This program extract pdf file, save data to json file to use later. It use poppler as PDF parser.
Following steps of setup instructions is for reference, adjust yourself with your Linux distro and folder structure to not mess up the source code directory.
Step 1:
- checkout pdf_reader source code
Step 2:
- install poppler-data and poppler at freedesktop git
- checkout poppler-data
- install poppler-data
- checkout poppler
- Due to bug pdftotext only outputs first page content with -bbox-layout option, apply patch to fix:
git apply poppler.patch
, poppler.patch is in pdf_reader checkout folder - run cmake using following configuration:
cmake poppler_checkout_directory -DCMAKE_BUILD_TYPE=Release -DENABLE_XPDF_HEADERS=ON
- (optional) install packages:
sudo apt install libfreetype6-dev libfontconfig1-dev libnss3-dev libjpeg-dev libopenjp2-7-dev
or config to disable all of it.

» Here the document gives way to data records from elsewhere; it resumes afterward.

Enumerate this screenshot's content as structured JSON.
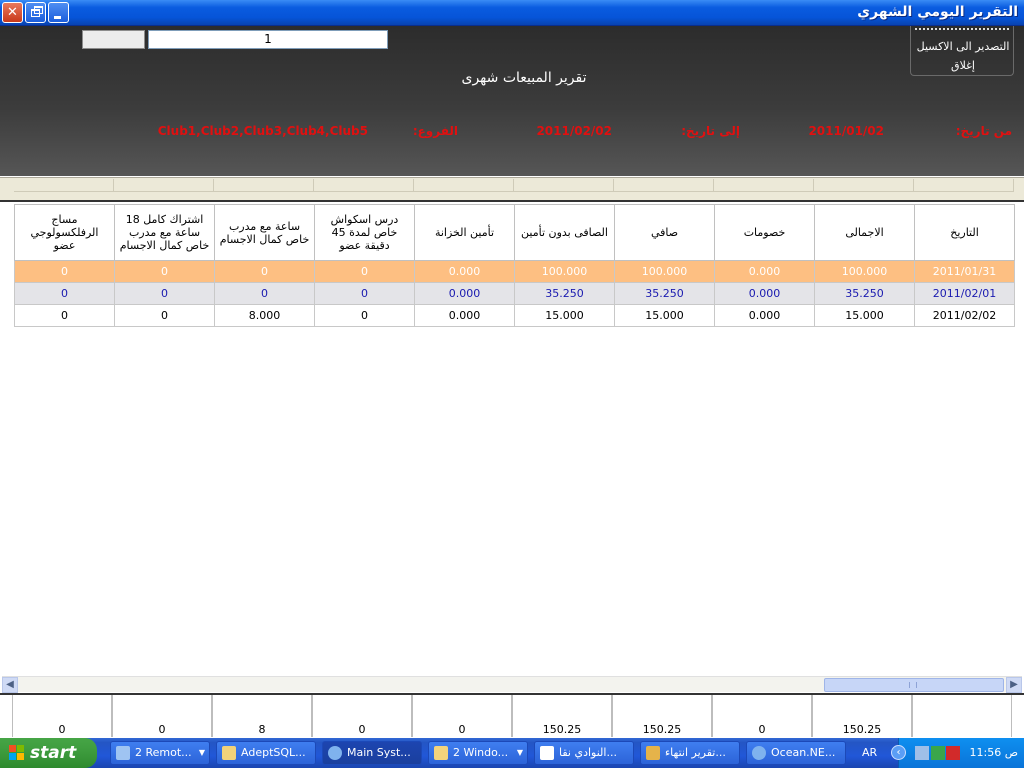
{
  "window": {
    "title": "التقرير اليومي الشهري",
    "buttons": {
      "close": "✕",
      "min": "_"
    }
  },
  "menu": {
    "export_excel": "التصدير الى الاكسيل",
    "close": "إغلاق"
  },
  "search": {
    "value": "1"
  },
  "report": {
    "title": "تقرير المبيعات شهرى",
    "from_label": "من تاريخ:",
    "from_value": "2011/01/02",
    "to_label": "إلى تاريخ:",
    "to_value": "2011/02/02",
    "branch_label": "الفروع:",
    "branch_value": "Club1,Club2,Club3,Club4,Club5"
  },
  "grid": {
    "columns": [
      "التاريخ",
      "الاجمالى",
      "خصومات",
      "صافي",
      "الصافى بدون تأمين",
      "تأمين الخزانة",
      "درس اسكواش خاص لمدة 45 دقيقة عضو",
      "ساعة مع مدرب خاص كمال الاجسام",
      "اشتراك كامل 18 ساعة مع مدرب خاص كمال الاجسام",
      "مساج الرفلكسولوجي عضو"
    ],
    "rows": [
      [
        "2011/01/31",
        "100.000",
        "0.000",
        "100.000",
        "100.000",
        "0.000",
        "0",
        "0",
        "0",
        "0"
      ],
      [
        "2011/02/01",
        "35.250",
        "0.000",
        "35.250",
        "35.250",
        "0.000",
        "0",
        "0",
        "0",
        "0"
      ],
      [
        "2011/02/02",
        "15.000",
        "0.000",
        "15.000",
        "15.000",
        "0.000",
        "0",
        "8.000",
        "0",
        "0"
      ]
    ],
    "selected_row": 0
  },
  "totals": [
    "",
    "150.25",
    "0",
    "150.25",
    "150.25",
    "0",
    "0",
    "8",
    "0",
    "0"
  ],
  "colors": {
    "selected_row": "#fdbf82",
    "alt_row": "#e4e4e8",
    "alt_text": "#1a1ab0",
    "header_red": "#e01010"
  },
  "taskbar": {
    "start": "start",
    "items": [
      {
        "label": "2 Remot...",
        "icon": "remote-desktop-icon",
        "arrow": true
      },
      {
        "label": "AdeptSQL...",
        "icon": "database-icon",
        "arrow": false
      },
      {
        "label": "Main Syst...",
        "icon": "globe-icon",
        "arrow": false
      },
      {
        "label": "2 Windo...",
        "icon": "folder-icon",
        "arrow": true
      },
      {
        "label": "النوادي نقا...",
        "icon": "document-icon",
        "arrow": false
      },
      {
        "label": "تقرير انتهاء...",
        "icon": "app-icon",
        "arrow": false
      },
      {
        "label": "Ocean.NE...",
        "icon": "globe-icon",
        "arrow": false
      }
    ],
    "language": "AR",
    "clock": "ص 11:56"
  }
}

You can use cmake-gui and disable all additional features easily - make test and make install
Step 3:
- checkout, config, make and install nlohmann/json
Step 4:
- config and make pdf_reader
Done!
Run with
LD_LIBRARY_PATH=/usr/local/lib64 pdf_reader file.pdf
Or in Ubuntu (look at poppler install output for more detail)
LD_LIBRARY_PATH=/usr/local/lib pdf_reader file.pdf